Ma il Covid cresce a livello globale.
Oggi battuto un nuovo record negli Usa: oltre 100.000 casi al giorno, numero che supera quello di un anno fa.
E l’analisi dovrebbe consigliare un atteggiamento prudenziale perché se è vero che in Italia, nonostante il rialzo, ci si sente abbastanza al sicuro per il numero dei ricoverati che “è lento”, non si può trascurare che invece in America i ricoveri sono aumentati del 40% in una settimana.
Lo dicono i dati ufficiali provenienti da Washington.

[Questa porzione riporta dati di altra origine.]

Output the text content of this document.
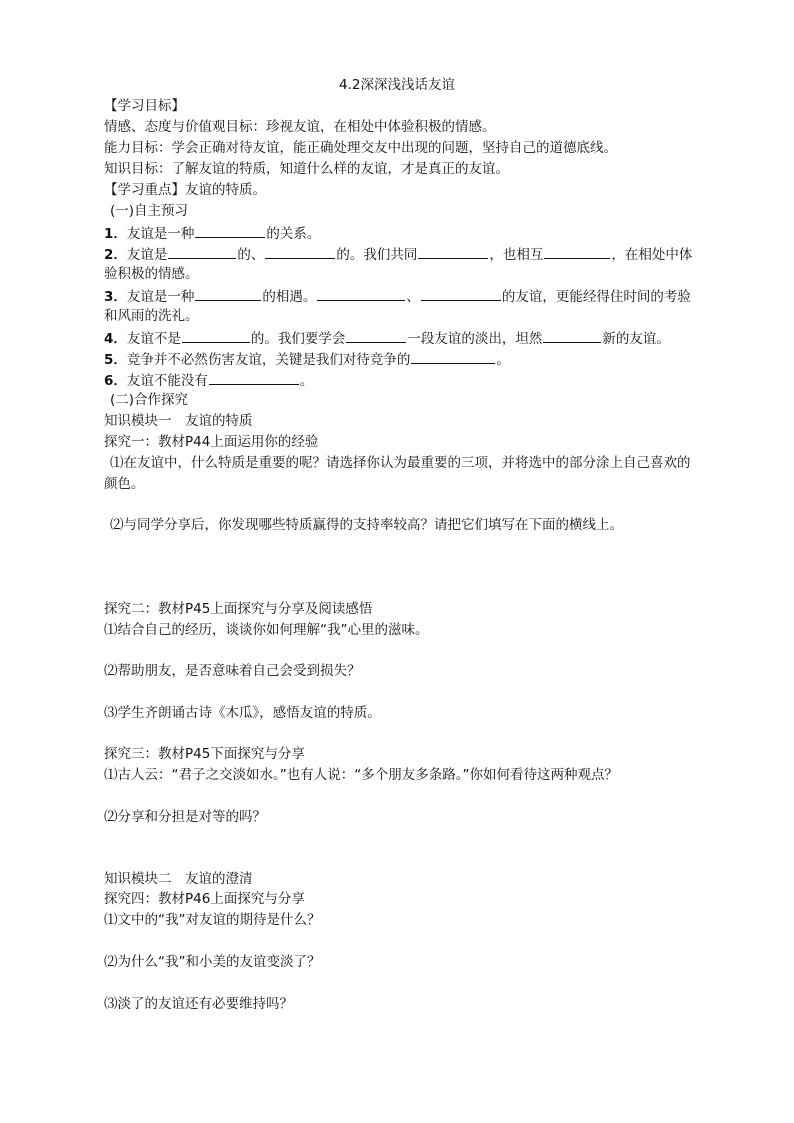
4.2深深浅浅话友谊
【学习目标】
情感、态度与价值观目标：珍视友谊，在相处中体验积极的情感。
能力目标：学会正确对待友谊，能正确处理交友中出现的问题，坚持自己的道德底线。
知识目标：了解友谊的特质，知道什么样的友谊，才是真正的友谊。
【学习重点】友谊的特质。
(一)自主预习
1．友谊是一种	的关系。
2．友谊是	的、	的。我们共同	，也相互	，在相处中体
验积极的情感。
3．友谊是一种	的相遇。	、	的友谊，更能经得住时间的考验
和风雨的洗礼。
4．友谊不是	的。我们要学会	一段友谊的淡出，坦然	新的友谊。
5．竞争并不必然伤害友谊，关键是我们对待竞争的	。
6．友谊不能没有	。
(二)合作探究
知识模块一　友谊的特质
探究一：教材P44上面运用你的经验
⑴在友谊中，什么特质是重要的呢？请选择你认为最重要的三项，并将选中的部分涂上自己喜欢的
颜色。
⑵与同学分享后，你发现哪些特质赢得的支持率较高？请把它们填写在下面的横线上。
探究二：教材P45上面探究与分享及阅读感悟
⑴结合自己的经历，谈谈你如何理解“我”心里的滋味。
⑵帮助朋友，是否意味着自己会受到损失？
⑶学生齐朗诵古诗《木瓜》，感悟友谊的特质。
探究三：教材P45下面探究与分享
⑴古人云：“君子之交淡如水。”也有人说：“多个朋友多条路。”你如何看待这两种观点？
⑵分享和分担是对等的吗？
知识模块二　友谊的澄清
探究四：教材P46上面探究与分享
⑴文中的“我”对友谊的期待是什么？
⑵为什么“我”和小美的友谊变淡了？
⑶淡了的友谊还有必要维持吗？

I nuovi casi di contagio da Covid negli Usa hanno dunque superato la media di 100 mila giorno per la prima volta da febbraio.
Si tratta di un livello più alto di quello della scorsa estate quando ancora non erano disponibili i vaccini.
La notizia è stata ripresa da tutti i media Usa.
Anche la media dei ricoveri è molto aumentata dato che in una settimana ha superato di oltre il 40% la settimana precedente.

SITUAZIONE IN ITALIA

In Italia, si diceva, l’impegno ospedaliero è fortunatamente più lento.
Venerdì sera sono stati dichiarati 6.599 nuovi positivi ai test Covid individuati nelle ultime 24 ore.
24 i morti nell’ultimo giorno (il giorno prima erano state 27).
Per quanto riguarda i ricoveri, oggi ci sono 277 pazienti ricoverati in terapia intensiva per il Covid in Italia.
I ricoverati sono 9 in più rispetto al giorno prima.
Gli ingressi giornalieri, secondo i dati del ministero della Salute, sono 32 (il giorno prima erano 25).
I ricoverati con sintomi nei reparti ordinari sono 2.449, 40 in più rispetto al giorno prima.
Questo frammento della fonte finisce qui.